A decisão do Banco do Brasil (BB) de restringir o acesso ao crédito a produtores rurais que ingressarem com pedidos de recuperação judicial (RJ) provocou forte reação entre advogados e representantes do setor agrícola. Especialistas avaliam que a medida pode intimidar produtores em dificuldade financeira e contrariar princípios legais do crédito rural.

De acordo com o advogado Raphael Condado, especialista em Direito do Agronegócio, o posicionamento do banco representa “uma tentativa de desestimular o produtor a exercer seus direitos”. Para ele, a decisão do BB afronta o Estado Democrático de Direito, aumenta a insegurança jurídica no campo e compromete o equilíbrio econômico do setor.

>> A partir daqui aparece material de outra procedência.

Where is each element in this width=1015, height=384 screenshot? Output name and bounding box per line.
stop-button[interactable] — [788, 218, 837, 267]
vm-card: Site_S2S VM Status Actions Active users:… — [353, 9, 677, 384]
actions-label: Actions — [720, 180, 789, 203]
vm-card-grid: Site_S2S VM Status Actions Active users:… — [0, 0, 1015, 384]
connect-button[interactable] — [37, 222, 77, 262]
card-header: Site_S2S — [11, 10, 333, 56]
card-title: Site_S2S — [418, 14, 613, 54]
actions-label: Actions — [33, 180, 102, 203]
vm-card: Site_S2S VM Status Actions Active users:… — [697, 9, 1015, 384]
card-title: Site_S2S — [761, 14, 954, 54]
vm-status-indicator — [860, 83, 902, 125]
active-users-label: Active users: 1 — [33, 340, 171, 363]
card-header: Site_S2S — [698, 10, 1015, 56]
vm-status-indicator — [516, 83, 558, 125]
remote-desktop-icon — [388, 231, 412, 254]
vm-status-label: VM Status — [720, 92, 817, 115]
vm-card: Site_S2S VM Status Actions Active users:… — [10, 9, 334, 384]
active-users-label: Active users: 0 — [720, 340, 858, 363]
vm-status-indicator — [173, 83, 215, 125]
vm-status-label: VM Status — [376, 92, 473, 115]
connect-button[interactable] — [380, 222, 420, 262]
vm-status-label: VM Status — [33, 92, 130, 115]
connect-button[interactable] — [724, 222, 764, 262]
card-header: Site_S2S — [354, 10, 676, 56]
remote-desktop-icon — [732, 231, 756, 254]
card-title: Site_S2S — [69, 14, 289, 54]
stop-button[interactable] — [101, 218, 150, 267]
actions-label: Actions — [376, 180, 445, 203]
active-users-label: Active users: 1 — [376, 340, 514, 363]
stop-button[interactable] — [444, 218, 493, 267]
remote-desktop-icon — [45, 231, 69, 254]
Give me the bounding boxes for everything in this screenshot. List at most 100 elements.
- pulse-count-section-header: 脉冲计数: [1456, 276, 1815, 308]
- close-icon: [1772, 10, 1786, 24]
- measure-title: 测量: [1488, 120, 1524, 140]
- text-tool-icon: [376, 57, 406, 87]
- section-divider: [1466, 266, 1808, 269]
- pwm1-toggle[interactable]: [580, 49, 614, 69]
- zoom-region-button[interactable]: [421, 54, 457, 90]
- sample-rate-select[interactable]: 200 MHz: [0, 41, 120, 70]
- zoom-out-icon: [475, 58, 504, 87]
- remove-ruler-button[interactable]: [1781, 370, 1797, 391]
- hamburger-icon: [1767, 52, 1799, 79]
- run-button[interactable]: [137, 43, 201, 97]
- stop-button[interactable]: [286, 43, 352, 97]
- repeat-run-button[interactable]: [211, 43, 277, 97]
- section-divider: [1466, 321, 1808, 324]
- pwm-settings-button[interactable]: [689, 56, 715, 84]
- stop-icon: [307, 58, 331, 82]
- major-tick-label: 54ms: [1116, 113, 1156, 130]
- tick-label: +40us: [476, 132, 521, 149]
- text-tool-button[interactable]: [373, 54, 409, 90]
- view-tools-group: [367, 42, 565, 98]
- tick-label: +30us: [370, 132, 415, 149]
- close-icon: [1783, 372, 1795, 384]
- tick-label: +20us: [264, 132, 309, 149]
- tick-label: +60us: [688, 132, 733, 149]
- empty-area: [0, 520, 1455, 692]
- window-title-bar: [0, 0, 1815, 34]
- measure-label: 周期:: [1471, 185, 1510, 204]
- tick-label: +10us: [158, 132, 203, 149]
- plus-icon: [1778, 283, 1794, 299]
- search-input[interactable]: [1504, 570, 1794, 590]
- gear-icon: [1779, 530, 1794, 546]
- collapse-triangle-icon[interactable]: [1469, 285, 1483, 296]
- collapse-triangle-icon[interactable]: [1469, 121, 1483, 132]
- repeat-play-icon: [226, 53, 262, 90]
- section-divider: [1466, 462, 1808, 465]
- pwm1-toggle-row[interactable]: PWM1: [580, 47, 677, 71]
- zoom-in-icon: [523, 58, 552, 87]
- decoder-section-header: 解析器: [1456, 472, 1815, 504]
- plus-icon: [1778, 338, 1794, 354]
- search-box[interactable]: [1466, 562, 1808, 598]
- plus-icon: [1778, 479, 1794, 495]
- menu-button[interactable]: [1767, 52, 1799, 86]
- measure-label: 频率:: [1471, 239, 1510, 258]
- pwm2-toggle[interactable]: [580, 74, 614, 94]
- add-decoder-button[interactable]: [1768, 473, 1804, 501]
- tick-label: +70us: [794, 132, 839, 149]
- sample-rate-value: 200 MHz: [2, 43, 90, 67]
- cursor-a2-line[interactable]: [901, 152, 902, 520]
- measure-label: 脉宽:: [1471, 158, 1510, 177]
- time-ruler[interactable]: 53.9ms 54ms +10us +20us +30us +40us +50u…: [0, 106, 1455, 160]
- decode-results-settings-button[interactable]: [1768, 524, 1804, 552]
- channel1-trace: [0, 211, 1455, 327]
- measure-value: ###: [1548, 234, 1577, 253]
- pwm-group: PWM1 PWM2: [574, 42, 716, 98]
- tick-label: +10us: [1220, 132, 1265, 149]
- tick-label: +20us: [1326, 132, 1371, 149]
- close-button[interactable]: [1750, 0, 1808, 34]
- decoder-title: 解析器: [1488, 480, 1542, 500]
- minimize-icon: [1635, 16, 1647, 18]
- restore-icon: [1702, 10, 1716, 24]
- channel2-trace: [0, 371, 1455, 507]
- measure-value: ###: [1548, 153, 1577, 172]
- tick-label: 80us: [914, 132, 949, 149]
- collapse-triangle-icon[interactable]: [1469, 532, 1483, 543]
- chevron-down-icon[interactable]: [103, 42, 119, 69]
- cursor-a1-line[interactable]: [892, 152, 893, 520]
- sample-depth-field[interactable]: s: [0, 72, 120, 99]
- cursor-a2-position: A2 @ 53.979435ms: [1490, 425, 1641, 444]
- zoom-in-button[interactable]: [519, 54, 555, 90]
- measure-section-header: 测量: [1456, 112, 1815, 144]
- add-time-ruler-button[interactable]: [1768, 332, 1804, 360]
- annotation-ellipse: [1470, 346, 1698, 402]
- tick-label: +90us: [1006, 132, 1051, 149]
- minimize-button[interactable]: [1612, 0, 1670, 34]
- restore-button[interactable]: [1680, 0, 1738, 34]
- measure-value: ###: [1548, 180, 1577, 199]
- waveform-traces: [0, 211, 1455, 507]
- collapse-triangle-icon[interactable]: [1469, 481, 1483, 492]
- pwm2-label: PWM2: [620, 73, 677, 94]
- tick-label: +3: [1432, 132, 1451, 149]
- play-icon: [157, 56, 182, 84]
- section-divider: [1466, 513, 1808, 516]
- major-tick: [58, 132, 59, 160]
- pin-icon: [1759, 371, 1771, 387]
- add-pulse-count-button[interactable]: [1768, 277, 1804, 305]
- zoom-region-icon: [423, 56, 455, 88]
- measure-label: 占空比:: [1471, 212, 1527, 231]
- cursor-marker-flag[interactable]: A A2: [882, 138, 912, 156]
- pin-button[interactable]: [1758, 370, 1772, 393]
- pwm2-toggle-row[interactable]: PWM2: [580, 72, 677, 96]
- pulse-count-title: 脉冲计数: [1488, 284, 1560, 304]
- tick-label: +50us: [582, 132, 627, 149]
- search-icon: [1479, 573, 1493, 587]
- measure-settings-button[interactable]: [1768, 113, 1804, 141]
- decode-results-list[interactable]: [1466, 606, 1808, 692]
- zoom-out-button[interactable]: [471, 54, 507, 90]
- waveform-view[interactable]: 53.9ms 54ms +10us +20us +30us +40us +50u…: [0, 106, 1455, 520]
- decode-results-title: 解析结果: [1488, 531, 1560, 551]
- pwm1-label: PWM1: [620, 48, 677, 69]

Recuperações judiciais no agro disparam em 2025

O número de produtores rurais em recuperação judicial vem crescendo rapidamente. Segundo levantamento da Serasa Experian, 565 pedidos foram registrados apenas no segundo trimestre de 2025 — um aumento de 31,7% em relação ao mesmo período do ano anterior. Em 2024, o total chegou a 1.272 solicitações, mais que o dobro do observado em 2023.

Dados do Broadcast Agro apontam que as dez empresas do setor com maiores passivos em recuperação acumulavam R$ 15,7 bilhões em dívidas até junho de 2025. Diante desse cenário, o Banco do Brasil, responsável por mais da metade do crédito rural nacional, passou a adotar uma postura mais rígida.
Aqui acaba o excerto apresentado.